First, the existing interventional evidence-base for CR is small and principally composed of low quality study designs. This foundation is further compressed when isolated to a distinct therapy.

Secondly, the inclusion process lacked quality assessment. As this review targets a clinical rather than an academic audience, the limitation is justified. Additionally, in the absence of data pooling, this factor has minimal impact.

Thirdly, the inclusion/exclusion process for each objective lacked consensus. Given the small evidence-base and clearly defined criteria, consensus is unlikely to have altered results.

Lastly, study designs required a threshold of 10 subjects for inclusion. Of the included studies, BenEliyahu presented the smallest sample size, pooling data for 11 CR subjects. [33] During our literature consolidation, no studies were identified that included less than 10 subjects while reporting pooled data. Therefore, it is not felt that this criterion generates bias.



Conclusions

As CR evidence for LVLA and exercise therapy continues to grow, [7, 16–23, 25, 27–32] minimal research concerning HVLA procedures remains. Despite this, existing literature does provide support for the cautious application of HVLA procedures in cases of confirmed or suspected CR.

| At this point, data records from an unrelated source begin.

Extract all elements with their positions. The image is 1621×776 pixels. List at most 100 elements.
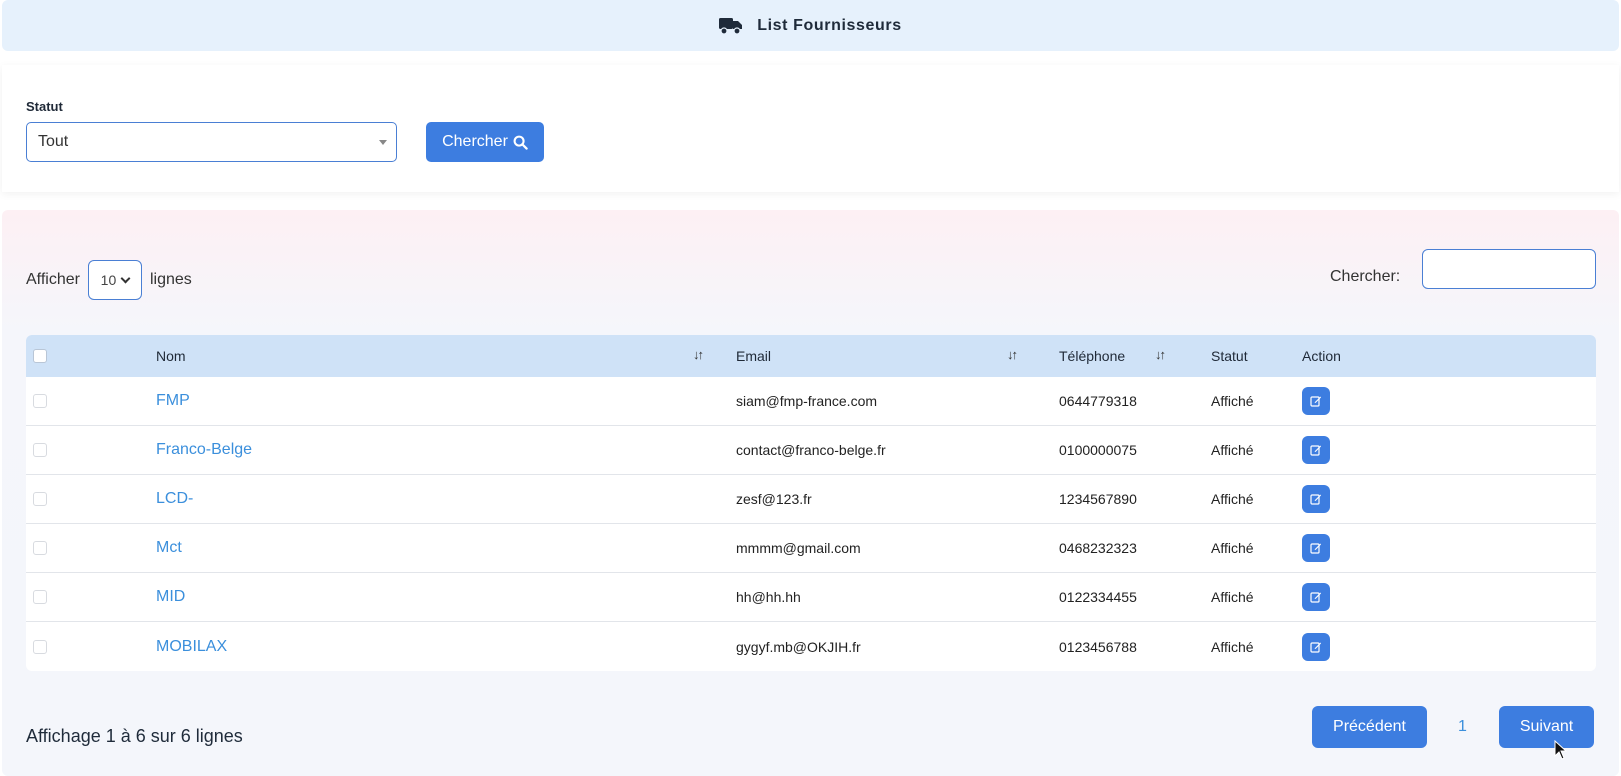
cell-nom: MOBILAX xyxy=(156,622,227,671)
edit-icon xyxy=(1310,494,1321,505)
cell-action xyxy=(1302,426,1330,474)
select-all-cell xyxy=(33,335,47,377)
previous-page-button[interactable]: Précédent xyxy=(1312,706,1427,748)
cell-statut: Affiché xyxy=(1211,491,1254,507)
table-search-label: Chercher: xyxy=(1330,268,1401,285)
table-row: LCD-zesf@123.fr 1234567890 Affiché xyxy=(26,475,1596,524)
cell-statut: Affiché xyxy=(1211,638,1254,655)
cell-email: gygyf.mb@OKJIH.fr xyxy=(736,638,861,655)
row-select-cell xyxy=(33,475,47,523)
cell-nom: Mct xyxy=(156,524,182,572)
table-search-input[interactable] xyxy=(1422,249,1596,289)
supplier-name-link[interactable]: Franco-Belge xyxy=(156,441,252,459)
cell-email: zesf@123.fr xyxy=(736,491,812,507)
cell-email: mmmm@gmail.com xyxy=(736,540,861,556)
supplier-name-link[interactable]: MOBILAX xyxy=(156,638,227,656)
chevron-down-icon xyxy=(120,273,131,283)
row-select-cell xyxy=(33,622,47,671)
search-icon xyxy=(513,135,528,150)
cell-statut: Affiché xyxy=(1211,589,1254,605)
cell-statut: Affiché xyxy=(1211,540,1254,556)
cell-email: siam@fmp-france.com xyxy=(736,393,878,409)
statut-filter-label: Statut xyxy=(26,99,63,114)
row-checkbox[interactable] xyxy=(33,639,47,654)
table-row: Mct mmmm@gmail.com 0468232323 Affiché xyxy=(26,524,1596,573)
page-header: List Fournisseurs xyxy=(2,0,1619,51)
cell-telephone: 0468232323 xyxy=(1059,540,1137,556)
supplier-name-link[interactable]: MID xyxy=(156,588,185,606)
column-header-nom[interactable]: Nom xyxy=(156,335,186,377)
sort-icon[interactable]: ↓↑ xyxy=(693,347,704,362)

Currently, randomized trials in the field of CR are lacking. Additionally, the lack of HVLA-related research for CR, particularly comparing HVLA to LVLA procedures, offers a unique and timely opportunity for chiropractic science. In designing such trials, as well as for clinical use, the NDI is well-suited as an outcome measure.


Acknowledgments

Special thanks to the Canadian Memorial Chiropractic College for their continued support of chiropractic research.